Question

The heat of combustion of methane is -880 kJ/mol. If 3.2g of methane is burnt----- of heat is evolved.
a.) 88 kJ
b.) 264 kJ
c.) 176 kJ
d.) 440 kJ

Answer 1

Hint: The heat released when a sample is combusted (heated in presence of air) in its standard state to form stable compounds in their standard states is called heat of combustion.
When we are going to do combustion of carbon in presence of oxygen then the product is carbon dioxide. \[C+{{O}_{2}}\to C{{O}_{2}}\]

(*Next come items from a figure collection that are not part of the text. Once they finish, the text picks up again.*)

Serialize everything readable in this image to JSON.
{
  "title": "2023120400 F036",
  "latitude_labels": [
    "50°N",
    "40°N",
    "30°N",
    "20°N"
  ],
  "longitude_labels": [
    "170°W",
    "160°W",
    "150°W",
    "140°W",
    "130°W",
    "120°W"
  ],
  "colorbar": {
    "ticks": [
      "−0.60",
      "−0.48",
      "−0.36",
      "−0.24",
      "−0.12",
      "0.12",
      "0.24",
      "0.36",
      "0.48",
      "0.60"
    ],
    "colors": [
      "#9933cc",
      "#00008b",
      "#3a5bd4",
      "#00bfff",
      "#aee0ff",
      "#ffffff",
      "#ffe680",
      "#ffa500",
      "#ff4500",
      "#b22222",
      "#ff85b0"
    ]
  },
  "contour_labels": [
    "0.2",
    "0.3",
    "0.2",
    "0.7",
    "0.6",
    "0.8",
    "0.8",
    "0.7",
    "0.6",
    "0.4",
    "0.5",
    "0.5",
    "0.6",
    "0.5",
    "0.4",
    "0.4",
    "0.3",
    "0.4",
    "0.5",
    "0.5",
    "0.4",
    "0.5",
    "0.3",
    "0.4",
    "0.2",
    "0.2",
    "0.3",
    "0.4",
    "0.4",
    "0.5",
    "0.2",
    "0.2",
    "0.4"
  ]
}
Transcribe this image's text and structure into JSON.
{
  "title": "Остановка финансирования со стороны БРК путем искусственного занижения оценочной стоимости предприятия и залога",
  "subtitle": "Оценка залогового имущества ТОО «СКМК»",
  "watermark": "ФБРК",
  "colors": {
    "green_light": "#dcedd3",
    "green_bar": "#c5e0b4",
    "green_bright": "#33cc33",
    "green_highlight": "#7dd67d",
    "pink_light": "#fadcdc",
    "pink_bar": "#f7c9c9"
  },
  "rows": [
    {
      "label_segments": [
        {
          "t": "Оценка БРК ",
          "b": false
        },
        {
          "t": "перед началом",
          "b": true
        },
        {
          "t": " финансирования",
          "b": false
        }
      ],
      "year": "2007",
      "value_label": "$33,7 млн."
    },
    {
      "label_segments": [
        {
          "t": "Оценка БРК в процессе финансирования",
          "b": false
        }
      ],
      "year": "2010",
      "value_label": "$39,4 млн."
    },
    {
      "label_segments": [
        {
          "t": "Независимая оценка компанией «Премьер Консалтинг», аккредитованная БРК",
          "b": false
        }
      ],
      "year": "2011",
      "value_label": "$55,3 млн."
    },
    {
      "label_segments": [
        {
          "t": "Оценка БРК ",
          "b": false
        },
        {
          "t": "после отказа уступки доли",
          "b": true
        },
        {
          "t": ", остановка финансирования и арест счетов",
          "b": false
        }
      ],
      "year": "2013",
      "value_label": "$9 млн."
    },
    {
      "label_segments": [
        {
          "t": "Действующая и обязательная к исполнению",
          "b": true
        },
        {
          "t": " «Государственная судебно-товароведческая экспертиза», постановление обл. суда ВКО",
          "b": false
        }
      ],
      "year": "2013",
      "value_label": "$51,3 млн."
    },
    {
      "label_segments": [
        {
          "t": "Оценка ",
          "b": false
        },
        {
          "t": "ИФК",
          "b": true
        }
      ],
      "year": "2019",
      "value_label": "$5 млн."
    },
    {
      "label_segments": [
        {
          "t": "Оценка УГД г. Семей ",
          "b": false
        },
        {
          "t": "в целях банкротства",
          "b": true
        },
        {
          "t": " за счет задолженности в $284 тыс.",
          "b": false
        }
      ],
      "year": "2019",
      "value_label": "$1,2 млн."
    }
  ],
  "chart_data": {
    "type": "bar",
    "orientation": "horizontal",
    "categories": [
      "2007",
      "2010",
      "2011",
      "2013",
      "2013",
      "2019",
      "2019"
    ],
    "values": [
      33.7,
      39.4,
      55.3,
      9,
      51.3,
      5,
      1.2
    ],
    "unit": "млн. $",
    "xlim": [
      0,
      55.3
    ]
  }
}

Complete step by step answer:
In the question it is given that methane is heated at its combustion value. The chemical reaction of
combustion of methane is as follows.

\[C{{H}_{4}}+2{{O}_{2}}\to C{{O}_{2}}+2{{H}_{2}}O\]
Methane undergoes the combustion process and forms carbon dioxide and water as the products.
Means 16 g of methane undergoes combustion.
In the question it is given that the heat of combustion of methane is -880kJ.
We have to calculate the heat liberated when we burn 3.2 g of methane.
Number of moles of methane burnt = \[\dfrac{3.2}{16}=0.2\] (here molecular weight of methane =16).
Thus 0.2 mole of methane is going to be released when we burn 3.2 g of methane.
Enthalpy of combustion of 1 mole of methane = 880kJ/mol.
Enthalpy of combustion of 0.2 mole of methane = \[880\times 0.2=176kJ\]
Therefore 3.2g of methane is burnt, 176kJ of heat is evolved.
So, the correct answer is “Option C”.

Note: If we are going to heat any compound at higher temperature in the presence of oxygen then it is called combustion and if we are going to heat any compound at higher temperature in the absence of oxygen then it is called pyrolysis.